Question

Quadratic formula, find the solution to 2/(1-x) + 3/(1+x) =1/(x-7).

Answer 1

Quadratic formula not necessary to solve this

Answer 2

Would you like to see the steps?

Answer 3

yes please, because the ans. is reduces to 12x-35=0, so x=3.?

Answer 4

Yes that is correct

Answer 5

Do you still need the steps?

Answer 6

Actually, it reduces to 12x - 35 = 1

Answer 7

I don't understand how to solve the problem because the dens., confuse me.

Answer 8

0. Given:
\(\large\frac{2}{1-x} + \frac{3}{1+x} = \frac{1}{x-7}\)

1. Multiply the first fraction by (1+x)/(1+x) to get
\(\large\frac{2+ 2x}{1-x^2} + \frac{3}{1+x} = \frac{1}{x-7}\)

2. Multiply the second fraction by (1-x)/(1-x) to get:
\(\large\frac{2+ 2x}{1-x^2} + \frac{3-3x}{1-x^2} = \frac{1}{x-7}\)

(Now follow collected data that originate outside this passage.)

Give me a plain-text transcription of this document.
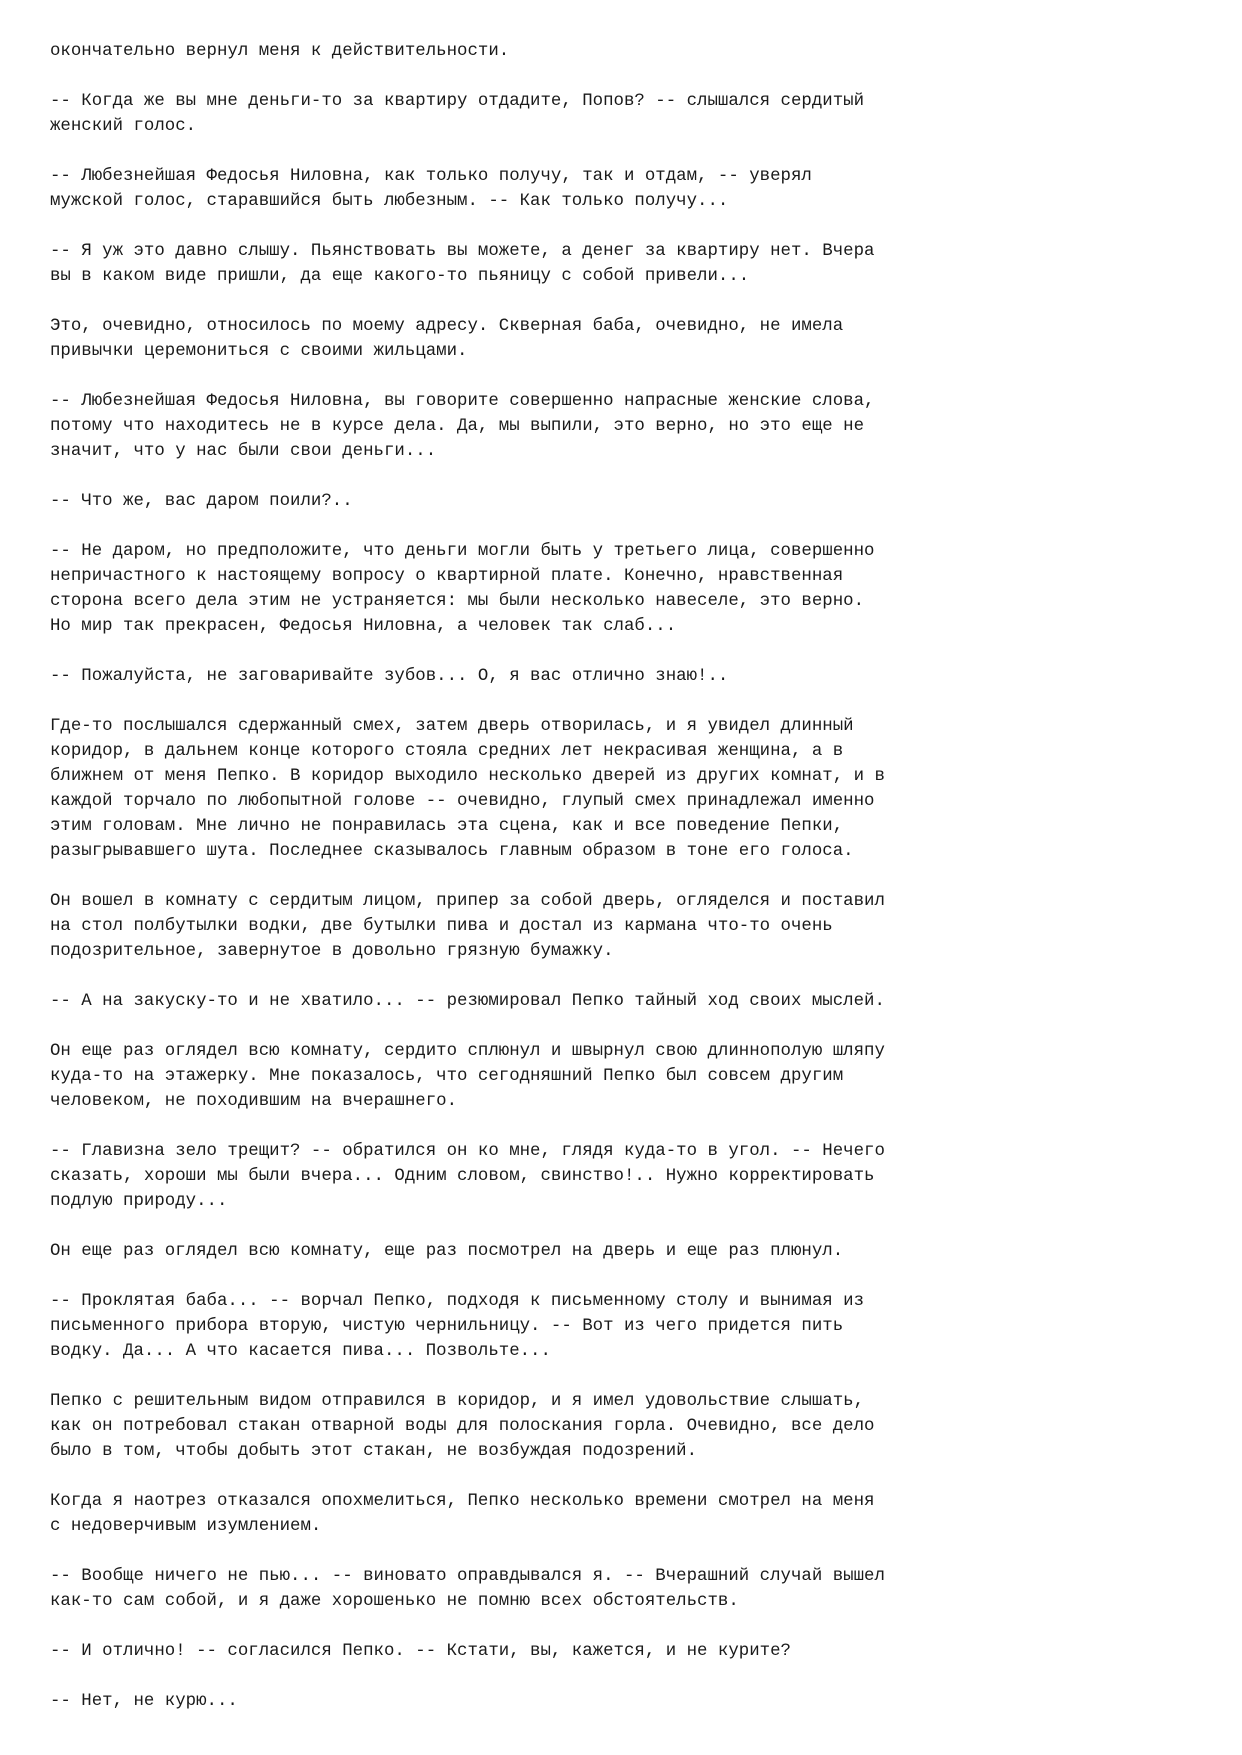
окончательно вернул меня к действительности.
-- Когда же вы мне деньги-то за квартиру отдадите, Попов? -- слышался сердитый
женский голос.
-- Любезнейшая Федосья Ниловна, как только получу, так и отдам, -- уверял
мужской голос, старавшийся быть любезным. -- Как только получу...
-- Я уж это давно слышу. Пьянствовать вы можете, а денег за квартиру нет. Вчера
вы в каком виде пришли, да еще какого-то пьяницу с собой привели...
Это, очевидно, относилось по моему адресу. Скверная баба, очевидно, не имела
привычки церемониться с своими жильцами.
-- Любезнейшая Федосья Ниловна, вы говорите совершенно напрасные женские слова,
потому что находитесь не в курсе дела. Да, мы выпили, это верно, но это еще не
значит, что у нас были свои деньги...
-- Что же, вас даром поили?..
-- Не даром, но предположите, что деньги могли быть у третьего лица, совершенно
непричастного к настоящему вопросу о квартирной плате. Конечно, нравственная
сторона всего дела этим не устраняется: мы были несколько навеселе, это верно.
Но мир так прекрасен, Федосья Ниловна, а человек так слаб...
-- Пожалуйста, не заговаривайте зубов... О, я вас отлично знаю!..
Где-то послышался сдержанный смех, затем дверь отворилась, и я увидел длинный
коридор, в дальнем конце которого стояла средних лет некрасивая женщина, а в
ближнем от меня Пепко. В коридор выходило несколько дверей из других комнат, и в
каждой торчало по любопытной голове -- очевидно, глупый смех принадлежал именно
этим головам. Мне лично не понравилась эта сцена, как и все поведение Пепки,
разыгрывавшего шута. Последнее сказывалось главным образом в тоне его голоса.
Он вошел в комнату с сердитым лицом, припер за собой дверь, огляделся и поставил
на стол полбутылки водки, две бутылки пива и достал из кармана что-то очень
подозрительное, завернутое в довольно грязную бумажку.
-- А на закуску-то и не хватило... -- резюмировал Пепко тайный ход своих мыслей.
Он еще раз оглядел всю комнату, сердито сплюнул и швырнул свою длиннополую шляпу
куда-то на этажерку. Мне показалось, что сегодняшний Пепко был совсем другим
человеком, не походившим на вчерашнего.
-- Главизна зело трещит? -- обратился он ко мне, глядя куда-то в угол. -- Нечего
сказать, хороши мы были вчера... Одним словом, свинство!.. Нужно корректировать
подлую природу...
Он еще раз оглядел всю комнату, еще раз посмотрел на дверь и еще раз плюнул.
-- Проклятая баба... -- ворчал Пепко, подходя к письменному столу и вынимая из
письменного прибора вторую, чистую чернильницу. -- Вот из чего придется пить
водку. Да... А что касается пива... Позвольте...
Пепко с решительным видом отправился в коридор, и я имел удовольствие слышать,
как он потребовал стакан отварной воды для полоскания горла. Очевидно, все дело
было в том, чтобы добыть этот стакан, не возбуждая подозрений.
Когда я наотрез отказался опохмелиться, Пепко несколько времени смотрел на меня
с недоверчивым изумлением.
-- Вообще ничего не пью... -- виновато оправдывался я. -- Вчерашний случай вышел
как-то сам собой, и я даже хорошенько не помню всех обстоятельств.
-- И отлично! -- согласился Пепко. -- Кстати, вы, кажется, и не курите?
-- Нет, не курю...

3. Combine fractions on the left side to get:
\(\large\frac{5-x}{1-x^2} = \frac{1}{x-7}\)

4. Cross Multiply to get:
\((5-x)(x-7) = 1-x^2\)

5. Multiply the left side to get:
\(5x-x^2 + 7x - 35 = 1-x^2\)

6. Add x^2 to both sides to get:
\(5x + 7x - 35 = 1\)

7. Combine like terms to get:
\(12x - 35 = 1\)

8. Finish the rest

Answer 9

thank you

Answer 10

I got it, thank you